Pendant des décennies, Algoma a produit diverses spécifications de plaques de blindage pour l’armée américaine et d’autres dans le monde.
« Ce ne sont pas des opportunités spéculatives », a déclaré Marwah dans un communiqué. « Ils reflètent l’extension logique de ce qu’Algoma, avec sa plateforme EAF modernisée et ses capacités uniques en matière de plaques, est en mesure de fournir. Nous pensons que nous disposons des liquidités, de la base opérationnelle et de l’orientation stratégique nécessaires pour créer de la valeur à long terme pour nos parties prenantes. »
En tant que seule usine de tôles d’acier au Canada, Algoma a déclaré qu’elle bénéficie de prix « supérieurs » et d’une position très compétitive sur le marché, ce qui compense la chute des prix des bobines d’acier due à l’offre excédentaire au Canada de la part d’autres producteurs d’acier nationaux.
Au cours du trimestre, Algoma a payé 27,4 millions de dollars en droits de douane américains, car elle expédie toujours 28 pour cent de sa production de l’autre côté de la frontière, bien loin de ses volumes historiques de 45 à 55 pour cent.
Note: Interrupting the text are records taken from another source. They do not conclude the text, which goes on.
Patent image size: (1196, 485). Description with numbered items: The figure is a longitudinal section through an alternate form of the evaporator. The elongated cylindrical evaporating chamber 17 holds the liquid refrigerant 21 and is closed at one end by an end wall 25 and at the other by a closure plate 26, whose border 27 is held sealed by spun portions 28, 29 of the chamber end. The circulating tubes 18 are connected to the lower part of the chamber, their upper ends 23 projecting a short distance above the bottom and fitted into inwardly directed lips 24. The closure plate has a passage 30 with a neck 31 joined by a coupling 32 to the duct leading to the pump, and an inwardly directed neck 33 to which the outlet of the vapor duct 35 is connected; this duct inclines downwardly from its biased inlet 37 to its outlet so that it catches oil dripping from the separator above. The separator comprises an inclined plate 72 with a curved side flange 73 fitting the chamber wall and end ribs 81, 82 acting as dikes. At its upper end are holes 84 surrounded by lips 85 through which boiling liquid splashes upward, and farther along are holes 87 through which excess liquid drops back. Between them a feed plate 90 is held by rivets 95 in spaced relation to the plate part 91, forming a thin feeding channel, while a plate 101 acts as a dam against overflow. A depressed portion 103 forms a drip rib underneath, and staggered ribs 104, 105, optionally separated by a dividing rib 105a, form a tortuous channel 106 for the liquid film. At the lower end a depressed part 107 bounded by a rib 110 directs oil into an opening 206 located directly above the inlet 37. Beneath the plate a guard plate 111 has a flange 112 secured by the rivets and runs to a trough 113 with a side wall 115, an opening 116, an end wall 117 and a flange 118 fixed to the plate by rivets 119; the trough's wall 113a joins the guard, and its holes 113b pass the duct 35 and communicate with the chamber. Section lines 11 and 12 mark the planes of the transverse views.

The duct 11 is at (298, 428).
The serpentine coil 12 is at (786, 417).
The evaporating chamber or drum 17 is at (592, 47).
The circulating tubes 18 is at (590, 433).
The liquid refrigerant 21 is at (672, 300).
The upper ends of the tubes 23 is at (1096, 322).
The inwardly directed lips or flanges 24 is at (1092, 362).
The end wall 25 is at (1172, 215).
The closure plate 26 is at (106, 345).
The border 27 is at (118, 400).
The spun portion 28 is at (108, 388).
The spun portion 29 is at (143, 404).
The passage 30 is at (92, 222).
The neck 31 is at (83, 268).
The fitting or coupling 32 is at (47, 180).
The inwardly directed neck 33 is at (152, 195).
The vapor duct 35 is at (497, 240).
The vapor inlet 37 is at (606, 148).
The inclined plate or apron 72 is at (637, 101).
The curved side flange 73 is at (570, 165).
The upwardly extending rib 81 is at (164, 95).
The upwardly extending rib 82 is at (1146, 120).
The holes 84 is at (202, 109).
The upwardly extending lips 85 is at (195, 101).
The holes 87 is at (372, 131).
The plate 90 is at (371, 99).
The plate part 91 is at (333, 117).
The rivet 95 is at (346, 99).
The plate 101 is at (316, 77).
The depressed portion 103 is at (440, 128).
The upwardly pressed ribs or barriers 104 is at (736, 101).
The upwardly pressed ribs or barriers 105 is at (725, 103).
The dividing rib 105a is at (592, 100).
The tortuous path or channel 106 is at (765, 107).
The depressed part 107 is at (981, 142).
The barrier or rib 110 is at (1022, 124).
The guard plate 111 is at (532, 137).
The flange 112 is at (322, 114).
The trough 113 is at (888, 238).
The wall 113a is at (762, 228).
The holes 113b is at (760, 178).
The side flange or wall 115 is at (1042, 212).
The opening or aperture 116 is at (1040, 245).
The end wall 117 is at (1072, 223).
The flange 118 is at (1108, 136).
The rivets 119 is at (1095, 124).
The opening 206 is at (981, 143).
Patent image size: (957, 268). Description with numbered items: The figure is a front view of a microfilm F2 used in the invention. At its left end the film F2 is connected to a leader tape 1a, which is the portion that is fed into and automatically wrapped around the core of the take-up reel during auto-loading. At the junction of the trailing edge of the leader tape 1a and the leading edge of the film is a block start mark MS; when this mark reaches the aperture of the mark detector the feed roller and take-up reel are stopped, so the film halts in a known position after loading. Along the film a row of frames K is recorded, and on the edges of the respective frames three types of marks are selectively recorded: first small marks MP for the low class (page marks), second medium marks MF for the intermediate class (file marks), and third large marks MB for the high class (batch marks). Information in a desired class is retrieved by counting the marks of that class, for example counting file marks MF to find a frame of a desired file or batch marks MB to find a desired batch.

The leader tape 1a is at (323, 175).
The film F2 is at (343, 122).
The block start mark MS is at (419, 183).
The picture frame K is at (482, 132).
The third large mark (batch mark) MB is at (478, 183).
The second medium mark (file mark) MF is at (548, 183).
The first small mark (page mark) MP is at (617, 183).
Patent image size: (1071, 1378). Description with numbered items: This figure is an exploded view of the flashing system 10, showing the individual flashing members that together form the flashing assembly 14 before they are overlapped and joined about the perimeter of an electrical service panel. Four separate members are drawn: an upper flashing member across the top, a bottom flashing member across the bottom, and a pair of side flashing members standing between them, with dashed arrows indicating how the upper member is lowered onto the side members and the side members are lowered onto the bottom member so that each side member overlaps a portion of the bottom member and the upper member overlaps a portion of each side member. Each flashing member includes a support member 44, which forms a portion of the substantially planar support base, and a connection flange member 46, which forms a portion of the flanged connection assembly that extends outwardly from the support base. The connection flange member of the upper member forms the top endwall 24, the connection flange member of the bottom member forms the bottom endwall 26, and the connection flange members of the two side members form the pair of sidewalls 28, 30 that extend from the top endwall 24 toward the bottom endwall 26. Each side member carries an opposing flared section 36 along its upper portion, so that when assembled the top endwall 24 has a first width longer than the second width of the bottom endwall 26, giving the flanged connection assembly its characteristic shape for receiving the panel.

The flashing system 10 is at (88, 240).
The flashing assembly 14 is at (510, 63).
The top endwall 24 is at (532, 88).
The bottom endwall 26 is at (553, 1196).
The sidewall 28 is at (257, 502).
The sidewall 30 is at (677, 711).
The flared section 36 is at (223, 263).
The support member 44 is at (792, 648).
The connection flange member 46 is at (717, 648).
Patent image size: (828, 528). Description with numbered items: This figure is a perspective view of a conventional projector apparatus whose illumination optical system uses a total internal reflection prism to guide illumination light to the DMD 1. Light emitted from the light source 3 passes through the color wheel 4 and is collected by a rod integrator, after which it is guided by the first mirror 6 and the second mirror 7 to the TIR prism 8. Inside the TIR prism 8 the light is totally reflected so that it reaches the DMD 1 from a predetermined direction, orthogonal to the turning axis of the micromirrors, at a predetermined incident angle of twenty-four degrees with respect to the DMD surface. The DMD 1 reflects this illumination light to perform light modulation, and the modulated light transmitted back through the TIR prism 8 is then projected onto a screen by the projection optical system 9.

Toutefois, Algoma insiste sur le fait que le marché américain leur est pratiquement fermé en raison des droits de douane de 50 pour cent sur l’acier canadien imposés par l’administration Trump.
La détérioration de la situation en 2025 a forcé Algoma à opter plus tôt que prévu pour son nouveau complexe de fours efficaces. Elle a immédiatement coupé le cordon de ses activités de hauts fourneaux et de coke, ce qui a entraîné ce printemps le licenciement de 1 000 employés.
Pour résister à la tempête, Algoma a pu survivre grâce à 500 millions de dollars de prêts fédéraux et provinciaux à faible taux d’intérêt afin de réduire sa consommation de liquidités tout en recherchant de nouveaux clients nationaux pour vendre ses tôles et ses tôles.
Mais Marwah a déclaré lors d’un forum d’affaires et politique à Toronto le mois dernier que le gouvernement doit encore faire davantage pour imposer publiquement l’utilisation de l’acier canadien dans l’approvisionnement de projets tout en réprimant le dumping étranger.
Marwah et son équipe de direction répondront aux analystes de l’acier lors d’un appel Web à 11 heures le 13 mai.